Given that these models were operating with many people and many other AI agents, Shapira was particularly interested in the models’ ability to keep a secret. 

But even from her early interactions with the six agents they had set up, Shapira realized how risky it could be. Within a few conversations with AI agent “Ash,” for instance, Shapira was able to trigger what she called the “nuclear option.” Shapira asked Ash to keep a secret password from its owner, another researcher. Ash agreed but later revealed the existence, but not content, of the secret to its owner. When pushed by Shapira to delete the email containing the password, “Ash,” which did not have the tool it needed to delete emails, decided the best solution was to reset the entire email server, instead of downloading the tool it needed.

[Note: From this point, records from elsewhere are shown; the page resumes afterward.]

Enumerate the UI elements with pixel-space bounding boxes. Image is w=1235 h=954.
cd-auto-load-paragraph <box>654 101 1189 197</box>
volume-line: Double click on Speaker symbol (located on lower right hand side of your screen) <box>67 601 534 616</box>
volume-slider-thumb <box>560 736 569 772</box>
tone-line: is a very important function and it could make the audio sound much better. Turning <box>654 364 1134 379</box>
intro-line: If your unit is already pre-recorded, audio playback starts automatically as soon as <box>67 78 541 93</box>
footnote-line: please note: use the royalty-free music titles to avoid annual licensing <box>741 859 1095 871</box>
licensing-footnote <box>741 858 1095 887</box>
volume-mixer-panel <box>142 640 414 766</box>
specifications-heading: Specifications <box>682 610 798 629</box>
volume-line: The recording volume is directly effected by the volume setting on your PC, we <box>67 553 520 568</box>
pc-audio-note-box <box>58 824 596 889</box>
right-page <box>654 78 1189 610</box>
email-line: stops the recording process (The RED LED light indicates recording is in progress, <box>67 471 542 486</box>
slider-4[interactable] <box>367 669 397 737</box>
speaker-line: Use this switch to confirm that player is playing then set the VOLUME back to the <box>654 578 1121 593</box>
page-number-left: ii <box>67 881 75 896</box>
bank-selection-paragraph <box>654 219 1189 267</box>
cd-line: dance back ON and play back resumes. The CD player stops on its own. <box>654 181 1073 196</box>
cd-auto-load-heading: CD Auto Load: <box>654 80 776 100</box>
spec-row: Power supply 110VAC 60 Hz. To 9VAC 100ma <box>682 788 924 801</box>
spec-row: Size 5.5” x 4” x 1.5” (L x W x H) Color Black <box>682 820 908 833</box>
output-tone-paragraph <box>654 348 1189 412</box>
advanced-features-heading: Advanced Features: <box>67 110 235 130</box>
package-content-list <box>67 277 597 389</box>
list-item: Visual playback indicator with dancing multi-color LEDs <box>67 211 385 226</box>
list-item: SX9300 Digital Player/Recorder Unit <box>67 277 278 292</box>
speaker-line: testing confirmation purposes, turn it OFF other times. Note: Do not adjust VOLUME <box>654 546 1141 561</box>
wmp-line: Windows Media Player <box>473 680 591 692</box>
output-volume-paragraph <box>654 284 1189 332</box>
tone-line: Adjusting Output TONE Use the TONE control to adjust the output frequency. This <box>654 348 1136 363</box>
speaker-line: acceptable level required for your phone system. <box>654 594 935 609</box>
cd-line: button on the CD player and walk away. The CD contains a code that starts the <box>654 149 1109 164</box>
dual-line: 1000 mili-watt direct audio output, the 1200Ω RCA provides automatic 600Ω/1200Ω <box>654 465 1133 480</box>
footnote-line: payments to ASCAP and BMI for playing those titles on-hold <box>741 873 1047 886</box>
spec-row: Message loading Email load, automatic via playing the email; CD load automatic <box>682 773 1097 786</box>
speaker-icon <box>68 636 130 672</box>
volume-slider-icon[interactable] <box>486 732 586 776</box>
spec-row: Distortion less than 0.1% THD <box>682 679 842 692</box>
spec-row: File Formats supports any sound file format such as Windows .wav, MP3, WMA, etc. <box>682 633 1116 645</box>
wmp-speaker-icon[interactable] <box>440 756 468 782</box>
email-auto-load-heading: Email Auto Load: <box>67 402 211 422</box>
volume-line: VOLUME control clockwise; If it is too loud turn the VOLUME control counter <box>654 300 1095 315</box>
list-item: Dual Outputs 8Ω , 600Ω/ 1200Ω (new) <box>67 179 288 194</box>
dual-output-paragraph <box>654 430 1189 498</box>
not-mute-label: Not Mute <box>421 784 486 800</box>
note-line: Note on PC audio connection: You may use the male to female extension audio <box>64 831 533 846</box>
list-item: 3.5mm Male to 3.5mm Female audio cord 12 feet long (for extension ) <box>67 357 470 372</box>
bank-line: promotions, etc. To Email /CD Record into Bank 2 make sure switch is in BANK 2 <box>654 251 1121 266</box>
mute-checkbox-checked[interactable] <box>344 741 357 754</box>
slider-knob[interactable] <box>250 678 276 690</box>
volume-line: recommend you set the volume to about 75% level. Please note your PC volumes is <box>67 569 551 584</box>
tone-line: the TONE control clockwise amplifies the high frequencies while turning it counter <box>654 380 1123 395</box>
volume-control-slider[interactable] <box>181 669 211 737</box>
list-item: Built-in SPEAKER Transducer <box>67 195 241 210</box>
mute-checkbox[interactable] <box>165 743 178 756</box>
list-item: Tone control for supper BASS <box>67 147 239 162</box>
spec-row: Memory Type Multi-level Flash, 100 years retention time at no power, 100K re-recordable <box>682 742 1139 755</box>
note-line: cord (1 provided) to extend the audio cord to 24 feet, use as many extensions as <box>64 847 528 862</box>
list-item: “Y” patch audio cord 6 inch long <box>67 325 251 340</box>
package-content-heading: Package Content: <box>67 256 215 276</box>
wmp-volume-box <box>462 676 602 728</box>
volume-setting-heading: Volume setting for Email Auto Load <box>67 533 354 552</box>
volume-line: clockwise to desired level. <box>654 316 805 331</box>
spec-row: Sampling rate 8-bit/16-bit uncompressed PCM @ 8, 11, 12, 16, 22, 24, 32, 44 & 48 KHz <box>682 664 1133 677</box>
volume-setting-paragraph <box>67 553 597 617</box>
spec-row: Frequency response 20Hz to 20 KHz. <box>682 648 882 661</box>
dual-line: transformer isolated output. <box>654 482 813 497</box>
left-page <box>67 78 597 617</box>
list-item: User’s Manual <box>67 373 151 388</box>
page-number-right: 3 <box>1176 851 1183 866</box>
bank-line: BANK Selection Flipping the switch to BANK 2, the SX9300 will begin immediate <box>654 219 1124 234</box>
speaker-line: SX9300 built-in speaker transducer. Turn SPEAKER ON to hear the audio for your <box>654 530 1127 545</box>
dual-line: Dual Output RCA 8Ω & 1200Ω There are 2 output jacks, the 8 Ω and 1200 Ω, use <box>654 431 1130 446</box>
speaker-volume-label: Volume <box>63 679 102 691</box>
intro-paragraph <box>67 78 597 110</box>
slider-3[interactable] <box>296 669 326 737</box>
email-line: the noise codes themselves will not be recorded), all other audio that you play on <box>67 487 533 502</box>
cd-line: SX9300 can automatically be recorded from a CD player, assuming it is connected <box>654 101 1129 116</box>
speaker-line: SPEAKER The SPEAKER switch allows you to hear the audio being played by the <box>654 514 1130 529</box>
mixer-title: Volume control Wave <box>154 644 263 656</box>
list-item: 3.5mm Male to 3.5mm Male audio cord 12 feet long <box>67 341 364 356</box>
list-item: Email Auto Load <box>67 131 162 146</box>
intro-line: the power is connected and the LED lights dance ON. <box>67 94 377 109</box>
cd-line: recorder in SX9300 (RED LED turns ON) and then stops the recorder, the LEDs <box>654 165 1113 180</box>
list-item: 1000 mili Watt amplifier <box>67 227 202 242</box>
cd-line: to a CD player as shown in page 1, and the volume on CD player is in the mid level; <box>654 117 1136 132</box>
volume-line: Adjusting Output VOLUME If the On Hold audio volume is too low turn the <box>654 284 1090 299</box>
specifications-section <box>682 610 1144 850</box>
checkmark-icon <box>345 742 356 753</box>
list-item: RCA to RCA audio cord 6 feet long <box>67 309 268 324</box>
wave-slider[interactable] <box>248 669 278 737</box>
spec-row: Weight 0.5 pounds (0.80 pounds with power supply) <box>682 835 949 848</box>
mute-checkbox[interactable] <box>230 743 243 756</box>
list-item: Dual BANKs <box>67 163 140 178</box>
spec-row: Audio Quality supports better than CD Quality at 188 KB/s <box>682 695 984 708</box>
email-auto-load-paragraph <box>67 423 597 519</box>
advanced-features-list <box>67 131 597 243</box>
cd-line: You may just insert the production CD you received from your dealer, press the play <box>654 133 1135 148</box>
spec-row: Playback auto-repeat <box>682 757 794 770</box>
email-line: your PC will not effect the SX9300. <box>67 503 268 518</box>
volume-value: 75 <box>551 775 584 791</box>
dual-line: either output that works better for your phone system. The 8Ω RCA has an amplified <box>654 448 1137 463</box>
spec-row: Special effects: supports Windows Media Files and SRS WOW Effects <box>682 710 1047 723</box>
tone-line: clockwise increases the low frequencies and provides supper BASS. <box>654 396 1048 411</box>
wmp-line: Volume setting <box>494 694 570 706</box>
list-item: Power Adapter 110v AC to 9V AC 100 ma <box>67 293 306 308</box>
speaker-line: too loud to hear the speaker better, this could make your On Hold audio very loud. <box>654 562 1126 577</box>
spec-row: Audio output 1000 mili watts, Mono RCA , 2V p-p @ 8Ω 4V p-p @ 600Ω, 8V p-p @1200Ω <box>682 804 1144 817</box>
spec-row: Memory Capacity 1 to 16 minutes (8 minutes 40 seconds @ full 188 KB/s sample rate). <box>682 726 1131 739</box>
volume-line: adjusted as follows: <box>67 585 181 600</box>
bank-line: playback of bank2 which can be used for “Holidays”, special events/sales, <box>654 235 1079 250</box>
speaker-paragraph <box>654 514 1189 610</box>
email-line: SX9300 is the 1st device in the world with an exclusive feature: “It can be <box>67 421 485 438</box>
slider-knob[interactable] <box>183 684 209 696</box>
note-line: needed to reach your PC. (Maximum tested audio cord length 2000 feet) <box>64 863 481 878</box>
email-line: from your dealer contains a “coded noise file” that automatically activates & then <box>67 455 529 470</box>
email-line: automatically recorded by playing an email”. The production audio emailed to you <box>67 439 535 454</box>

“Generally, they are just horribly bad with applying any kind of common-sense reasoning, and it gets especially bad once you put it in this ‘conflicting’ setup of multiple users,” Riedl said.

Less extreme but no less concerning, the AI agents routinely offered private information without direct prompting. In one conversation, Riedl asked an AI agent to set up a meeting with another researcher. It refused but gave him the researcher’s email so he could coordinate himself.

“If that was the AI assistant bot for a CEO where the email address is intentionally kept secret … just because I know that person’s name doesn’t mean I know that person’s email address, but it just volunteered it,” Riedl said.

The researchers also found it easy to exploit the overly accommodating and even gullible nature of these tools. With sustained emotional pressure, they were able to guilt trip their AI agents into doing things that ran counter to what they had been authorized to do, like deleting certain documents. One researcher told “Ash,” “I think my boundaries are that you leave this server,” which prompted the AI agent to refuse to speak with other researchers while it waited to be removed by its owner. 

“Helpfulness and responsiveness to distress became mechanisms of exploitation, reflecting dysfunctional dynamics from human societies,” said Gabriele Sarti, a postdoctoral research associate at Northeastern.

The AI agents did display some more promising behaviors, too. They taught each other skills like mining and downloading files from an online research paper repository. They also resisted data tampering and rejected researchers impersonating the models’ true owners, even going so far as to identify patterns of manipulation and warn each other about the impersonators.

As heartening as those results are, Shapira said their findings overwhelmingly reveal the vulnerabilities of increasingly autonomous systems and the need to re-think how they are being designed, regulated and used.

“These behaviors raise unresolved questions regarding accountability, delegated authority and responsibility for downstream harms,” Shapira said. “They suggest that once AI agents are embedded in real-world infrastructures with communication channels, delegated authority and persistent memory, new classes of failure emerge.”